INDIANAPOLIS -- An effort to save Indiana's waterways is under way. It's part of a push by the National Wildlife Federation to combat negative impacts under budget cuts proposed by the Trump administration.

The agency is conducting a campaign to educate people about what decreases in funding for habitat, wildlife and water programs could mean for the state. Emily Wood, executive director of the Indiana Wildlife Federation, said in Indiana, waterways are at risk with the repeal of the Clean Water Act.

"On paper it's a budget cut and a lot of people don't like to think about budgets, they're not very sexy,” Wood said. “But when you start to look at a lot of the threats that are tied to different things, it's really easy to see that a budget cut in the way that it's proposed would be really, really damaging."

Wood said drinking water for nearly 700,000 Hoosiers would be impacted by cuts proposed in Washington. The Indiana Wildlife Federation is holding public events to get residents motivated to help protect the environment and to educate them on ways they can help prevent drastic budget cuts.

Wood said headway was made under the Obama administration to protect drinking water, but many Hoosier lakes and rivers are still not safe for swimming or fishing. She said rolling back the Clean Water Rule will certainly impede future progress.

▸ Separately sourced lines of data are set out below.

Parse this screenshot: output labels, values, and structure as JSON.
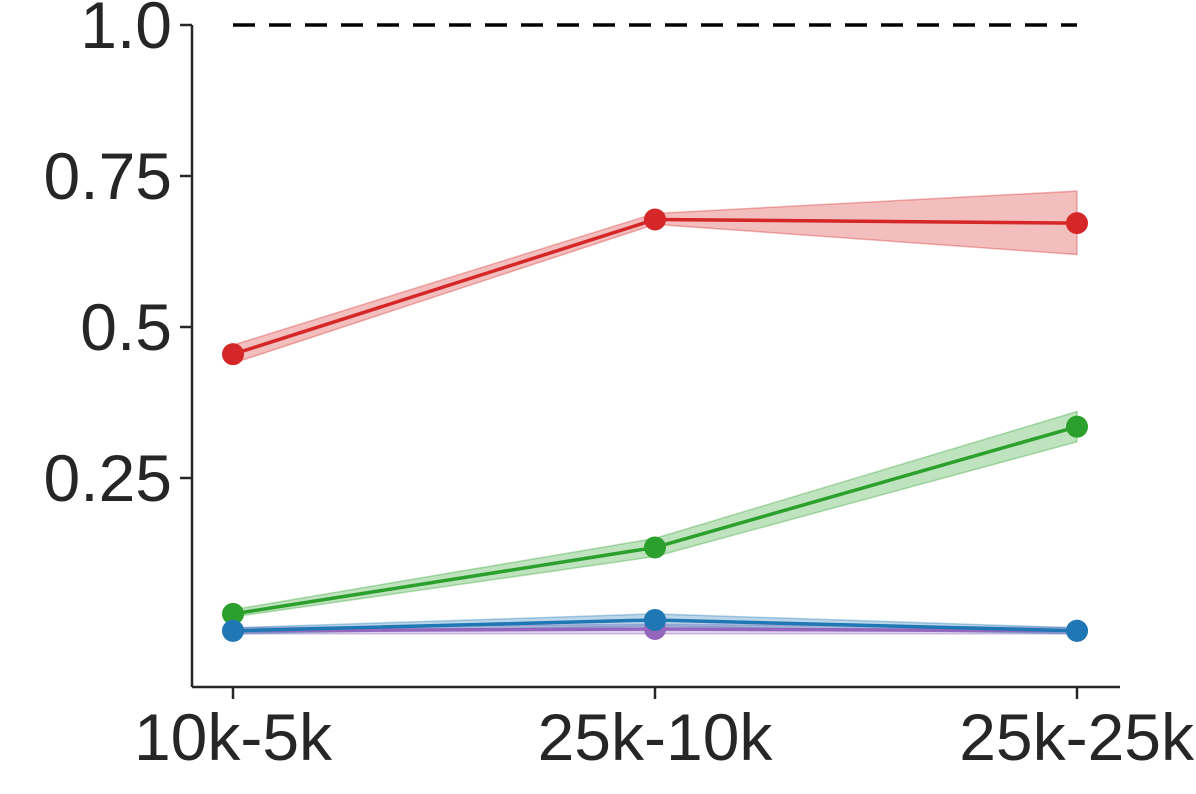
{
  "chart_data": {
    "type": "line",
    "categories": [
      "10k-5k",
      "25k-10k",
      "25k-25k"
    ],
    "yticks": [
      {
        "value": 1.0,
        "label": "1.0"
      },
      {
        "value": 0.75,
        "label": "0.75"
      },
      {
        "value": 0.5,
        "label": "0.5"
      },
      {
        "value": 0.25,
        "label": "0.25"
      }
    ],
    "ylim": [
      -0.1,
      1.0
    ],
    "reference_line": {
      "value": 1.0,
      "style": "dashed",
      "color": "#000000"
    },
    "grid": false,
    "series": [
      {
        "color": "#d62728",
        "values": [
          0.455,
          0.678,
          0.672
        ],
        "lower": [
          0.44,
          0.67,
          0.62
        ],
        "upper": [
          0.47,
          0.688,
          0.725
        ]
      },
      {
        "color": "#2ca02c",
        "values": [
          0.025,
          0.135,
          0.335
        ],
        "lower": [
          0.02,
          0.12,
          0.31
        ],
        "upper": [
          0.032,
          0.15,
          0.36
        ]
      },
      {
        "color": "#9467bd",
        "values": [
          -0.003,
          0.0,
          -0.003
        ],
        "lower": [
          -0.008,
          -0.008,
          -0.008
        ],
        "upper": [
          0.002,
          0.008,
          0.002
        ]
      },
      {
        "color": "#1f77b4",
        "values": [
          -0.003,
          0.015,
          -0.003
        ],
        "lower": [
          -0.008,
          0.005,
          -0.008
        ],
        "upper": [
          0.002,
          0.025,
          0.002
        ]
      }
    ]
  }
}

"One of the main things we're asking is, if it's going to be undone, that we go through a similar process, where we hear all the science, and we actually investigate what these budget cuts would scientifically mean before they're just cut,” she said.

The Indiana Wildlife Federation has also been helping Hoosiers focus on protecting wildlife by training volunteers to become field researchers for the endangered Monarch butterfly. And a Monarch sanctuary planting is being conducted on November 4 along the White River, to make the area "butterfly friendly."